La legge 40 è una norma del 19 febbraio del 2004 e disciplina la procreazione assistita nell’ordinamento civile italiano. Come è intuibile questa legge è, sin dal momento della sua nascita, sempre oggetto di discussione, a causa dei limiti che essa impone. Questi ultimi riguardano, appunto la procreazione assistita, definita come un rimedio medico-chirurgico, utile per risolvere i problemi riproduttivi dovuti, solo ed esclusivamente, alla sterilità o all’infertilità (secondo l’articolo 1 e 4), oppure nel caso in cui il partner maschile abbia una malattia sessualmente trasmissibile, come l’Aids e l’epatite B e C. Secondo la norma la tecnica della procreazione assistita, indicata solo nei casi sopra citati, tutela i diritti di tutti i soggetti coinvolti, compreso il concepito. Ma, secondo altri pareri, medici e no, non sarebbe proprio così; infatti, i limiti imposti alle altre coppie, come i coniugi italiani Rosetta Costa e Walter Pavan, con altri problemi non sicuramente meno importanti di quelli citati dalla legge, vanno contro il diritto umano di poter avere una famiglia sana ed una vita tranquilla.
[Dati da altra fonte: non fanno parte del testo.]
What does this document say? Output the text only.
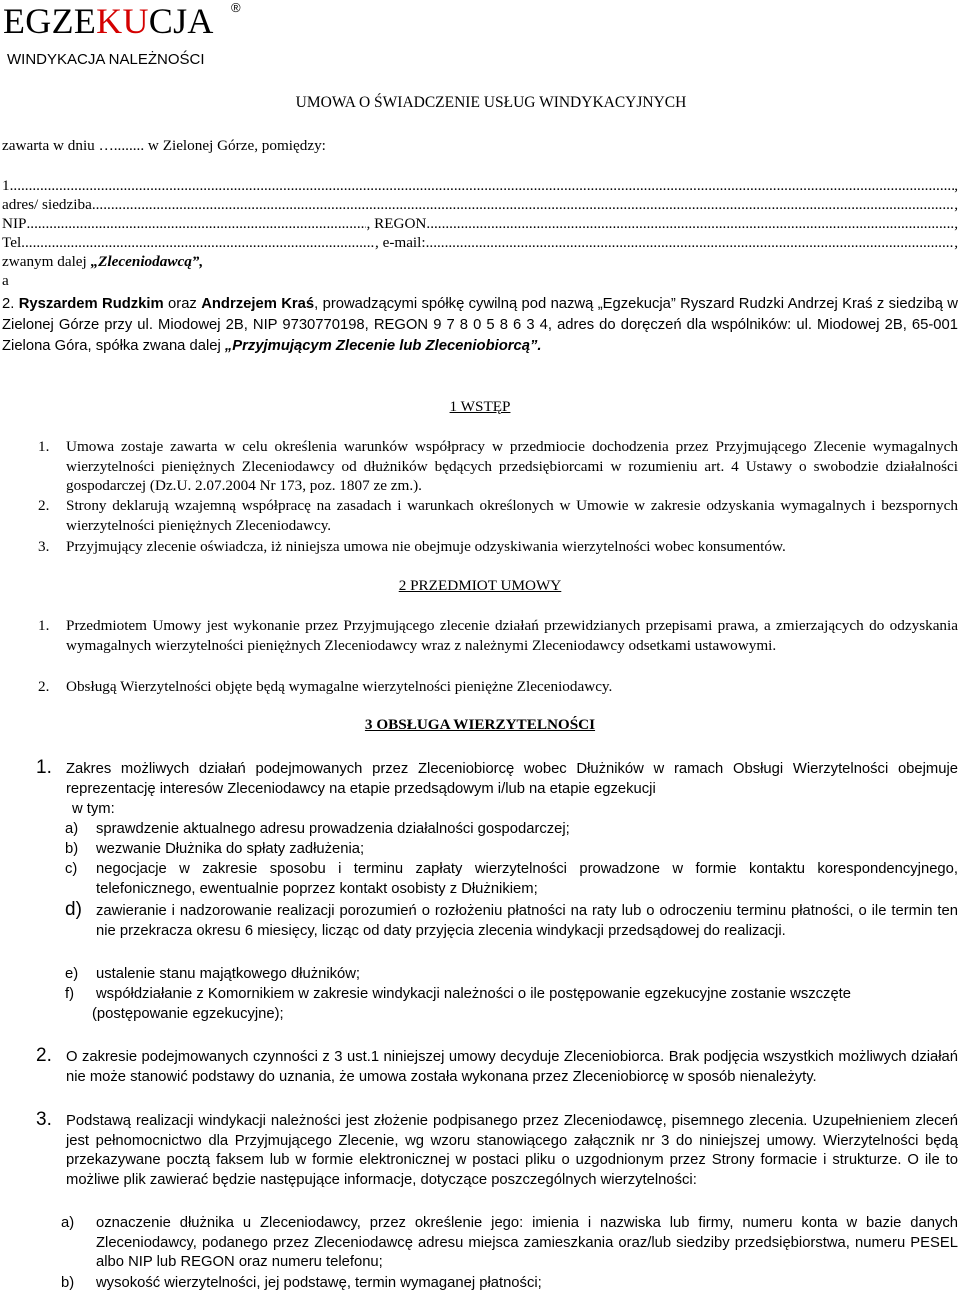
EGZEKUCJA ®
WINDYKACJA NALEŻNOŚCI
UMOWA O ŚWIADCZENIE USŁUG WINDYKACYJNYCH
zawarta w dniu …........ w Zielonej Górze, pomiędzy:
1. .....	,
adres/ siedziba. .....	,
NIP .....	, REGON .....	,
Tel. .....	, e-mail: .....	,
zwanym dalej „Zleceniodawcą”,
a
2. Ryszardem Rudzkim oraz Andrzejem Kraś, prowadzącymi spółkę cywilną pod nazwą „Egzekucja” Ryszard Rudzki Andrzej Kraś z siedzibą w Zielonej Górze przy ul. Miodowej 2B, NIP 9730770198, REGON 9 7 8 0 5 8 6 3 4, adres do doręczeń dla wspólników: ul. Miodowej 2B, 65-001 Zielona Góra, spółka zwana dalej „Przyjmującym Zlecenie lub Zleceniobiorcą”.
1 WSTĘP
1.	Umowa zostaje zawarta w celu określenia warunków współpracy w przedmiocie dochodzenia przez Przyjmującego Zlecenie wymagalnych wierzytelności pieniężnych Zleceniodawcy od dłużników będących przedsiębiorcami w rozumieniu art. 4 Ustawy o swobodzie działalności gospodarczej (Dz.U. 2.07.2004 Nr 173, poz. 1807 ze zm.).
2.	Strony deklarują wzajemną współpracę na zasadach i warunkach określonych w Umowie w zakresie odzyskania wymagalnych i bezspornych wierzytelności pieniężnych Zleceniodawcy.
3.	Przyjmujący zlecenie oświadcza, iż niniejsza umowa nie obejmuje odzyskiwania wierzytelności wobec konsumentów.
2 PRZEDMIOT UMOWY
1.	Przedmiotem Umowy jest wykonanie przez Przyjmującego zlecenie działań przewidzianych przepisami prawa, a zmierzających do odzyskania wymagalnych wierzytelności pieniężnych Zleceniodawcy wraz z należnymi Zleceniodawcy odsetkami ustawowymi.
2.	Obsługą Wierzytelności objęte będą wymagalne wierzytelności pieniężne Zleceniodawcy.
3 OBSŁUGA WIERZYTELNOŚCI
1. Zakres możliwych działań podejmowanych przez Zleceniobiorcę wobec Dłużników w ramach Obsługi Wierzytelności obejmuje reprezentację interesów Zleceniodawcy na etapie przedsądowym i/lub na etapie egzekucji
w tym:
a)	sprawdzenie aktualnego adresu prowadzenia działalności gospodarczej;
b)	wezwanie Dłużnika do spłaty zadłużenia;
c)	negocjacje w zakresie sposobu i terminu zapłaty wierzytelności prowadzone w formie kontaktu korespondencyjnego, telefonicznego, ewentualnie poprzez kontakt osobisty z Dłużnikiem;
d) zawieranie i nadzorowanie realizacji porozumień o rozłożeniu płatności na raty lub o odroczeniu terminu płatności, o ile termin ten nie przekracza okresu 6 miesięcy, licząc od daty przyjęcia zlecenia windykacji przedsądowej do realizacji.
e)	ustalenie stanu majątkowego dłużników;
f)	współdziałanie z Komornikiem w zakresie windykacji należności o ile postępowanie egzekucyjne zostanie wszczęte
(postępowanie egzekucyjne);
2. O zakresie podejmowanych czynności z 3 ust.1 niniejszej umowy decyduje Zleceniobiorca. Brak podjęcia wszystkich możliwych działań nie może stanowić podstawy do uznania, że umowa została wykonana przez Zleceniobiorcę w sposób nienależyty.
3. Podstawą realizacji windykacji należności jest złożenie podpisanego przez Zleceniodawcę, pisemnego zlecenia. Uzupełnieniem zleceń jest pełnomocnictwo dla Przyjmującego Zlecenie, wg wzoru stanowiącego załącznik nr 3 do niniejszej umowy. Wierzytelności będą przekazywane pocztą faksem lub w formie elektronicznej w postaci pliku o uzgodnionym przez Strony formacie i strukturze. O ile to możliwe plik zawierać będzie następujące informacje, dotyczące poszczególnych wierzytelności:
a)	oznaczenie dłużnika u Zleceniodawcy, przez określenie jego: imienia i nazwiska lub firmy, numeru konta w bazie danych Zleceniodawcy, podanego przez Zleceniodawcę adresu miejsca zamieszkania oraz/lub siedziby przedsiębiorstwa, numeru PESEL albo NIP lub REGON oraz numeru telefonu;
b)	wysokość wierzytelności, jej podstawę, termin wymaganej płatności;
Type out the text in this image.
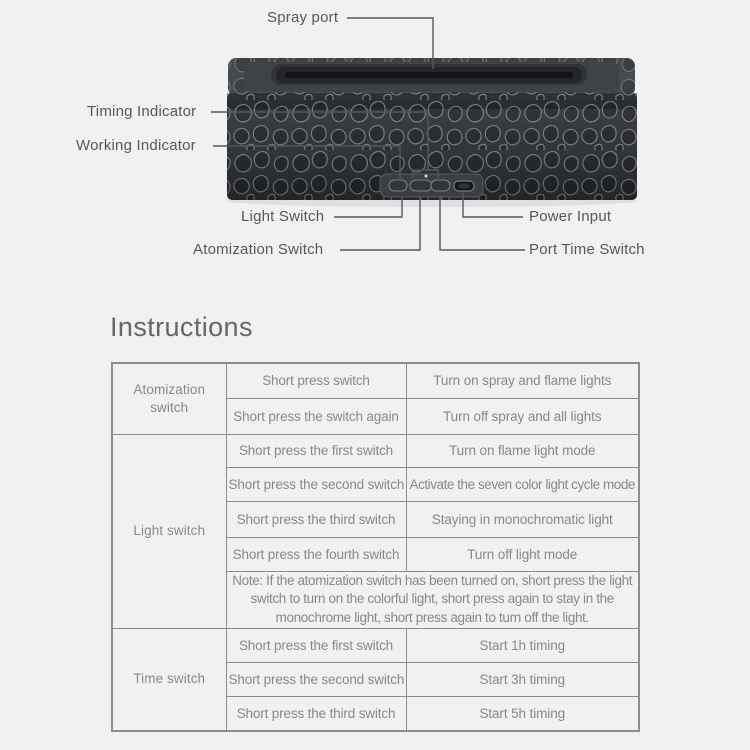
Spray port
Timing Indicator
Working Indicator
Light Switch
Atomization Switch
Power Input
Port Time Switch
Instructions
Atomization switch	Short press switch	Turn on spray and flame lights
	Short press the switch again	Turn off spray and all lights
Light switch	Short press the first switch	Turn on flame light mode
	Short press the second switch	Activate the seven color light cycle mode
	Short press the third switch	Staying in monochromatic light
	Short press the fourth switch	Turn off light mode
	Note: If the atomization switch has been turned on, short press the light switch to turn on the colorful light, short press again to stay in the monochrome light, short press again to turn off the light.	
Time switch	Short press the first switch	Start 1h timing
	Short press the second switch	Start 3h timing
	Short press the third switch	Start 5h timing
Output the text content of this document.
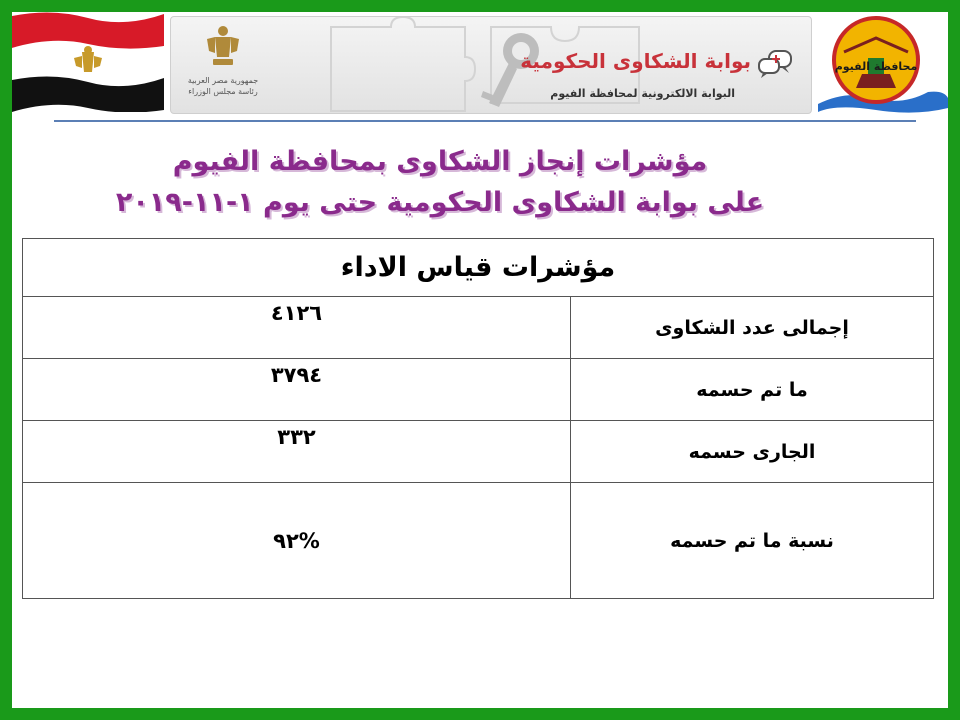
جمهورية مصر العربية
رئاسة مجلس الوزراء
بوابة الشكاوى الحكومية
البوابة الالكترونية لمحافظة الفيوم
محافظة الفيوم
مؤشرات إنجاز الشكاوى بمحافظة الفيوم
على بوابة الشكاوى الحكومية حتى يوم ١-١١-٢٠١٩
مؤشرات قياس الاداء	
إجمالى عدد الشكاوى	٤١٢٦
ما تم حسمه	٣٧٩٤
الجارى حسمه	٣٣٢
نسبة ما تم حسمه	%٩٢
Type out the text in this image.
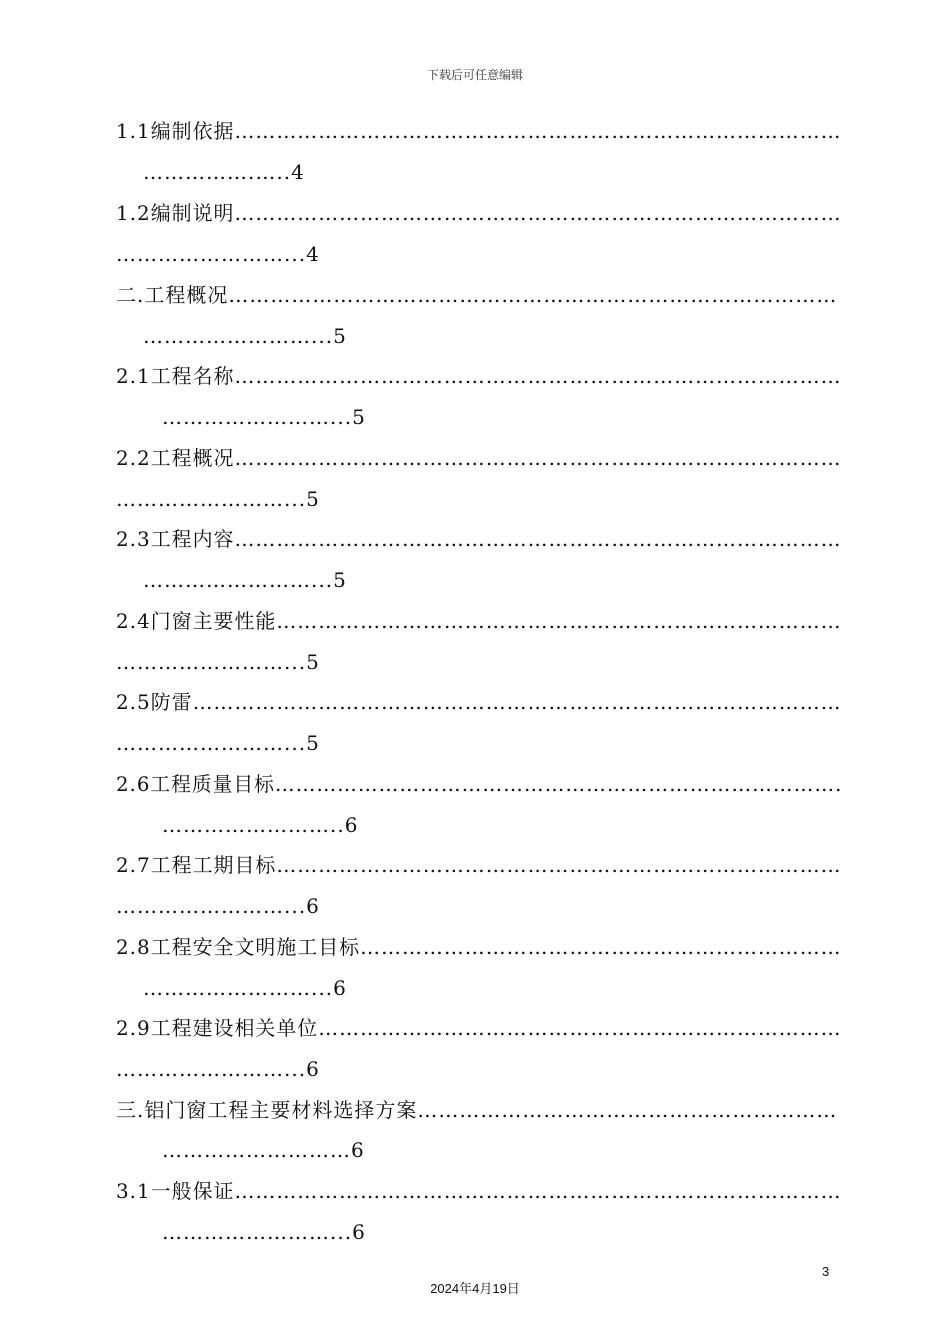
下载后可任意编辑
1.1编制依据……………………………………………………………………………
…………….…..4
1.2编制说明……………………………………………………………………………
……………………...4
二.工程概况……………………………………………………………………………
……………………...5
2.1工程名称……………………………………………………………………………
……………………...5
2.2工程概况……………………………………………………………………………
……………………...5
2.3工程内容……………………………………………………………………………
……………………...5
2.4门窗主要性能………………………………………………………………………
……………………...5
2.5防雷…………………………………………………………………………………
……………………...5
2.6工程质量目标……………………………………………………………………….
……………………..6
2.7工程工期目标………………………………………………………………………
……………………...6
2.8工程安全文明施工目标……………………………………………………………
……………………...6
2.9工程建设相关单位…………………………………………………………………
……………………...6
三.铝门窗工程主要材料选择方案……………………………………………………
………………………6
3.1一般保证……………………………………………………………………………
……………………...6
3
2024年4月19日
Argomento ripreso e sottolineato dai giudici della Corte di Strasburgo, che hanno identificato nell’articolo 8 della norma una contraddizione di questo tipo (“Ogni persona ha diritto al rispetto della propria vita privata e familiare”). Altro articolo della legge bocciato dal Tribunale è stato il 13: secondo quanto scritto è vietata qualsiasi sperimentazione sull’embrione umano. Limiti che vengono sottolineati anche nell’articolo 14 con sanzioni e sospensioni per il medico. Anche in questo caso il limite è molto discutibile: perché impedire che la ricerca e, soprattutto, un possibile aiuto clinico risolva molti problemi che affiorano nelle coppie desiderose di avere un bambino sano. Eppure la frase “ diritto al rispetto della propria vita privata e familiare” è presente anche in questa legge.

Favorevoli e contrari alla legge 40

La legge, oggetto di discussione, in particolar modo in questi giorni, ha sempre avuto dei “nemici”. La Corte europea dei diritti umani sottolinea quanto questa norma, ma come tutto il sistema legislativo italiano, sulla procreazione assistita sia incoerente. Questo fuoriesce se pensiamo che, comunque, esiste la legge che permette l’aborto terapeutico nei casi in cui il feto sia malato di fibrosi cistica (ricordiamo che è la patologia di cui sono portatori sani i due coniugi italiani che hanno fatto ricorso). Ecco dove sta l’incoerenza sottolineata dalla Corte ed il perché secondo i giudici viola il diritto alla vita privata e familiare. Molti esperti si ritengono d’accordo con questa sentenza, come il dottor Carlo Flamigni, ginecologo e “padre” della fecondazione assistita e componente del Comitato Nazionale di Bioetica; il dottor Severino Antinori, ginecologo, che in primis aveva fatto ricorso subito dopo l’approvazione della legge 40. Altri esperti del campo, invece, si trovano in disaccordo con la sentenza, come la dottoressa Eleonora Porcu, Responsabile del Centro di Infertilità e Procreazione Medicalmente Assistita dell’Università di Bologna, che sottolinea la diversità tra le due leggi, la numero 40 e quella sull’aborto, e che quindi non possano essere paragonate; il coordinamento delle associazioni cattoliche, nato nel 2005, che ha sempre sostenuto la norma, ribadisce quanto quest’ultima sia importante per la tutela dei diritti umani.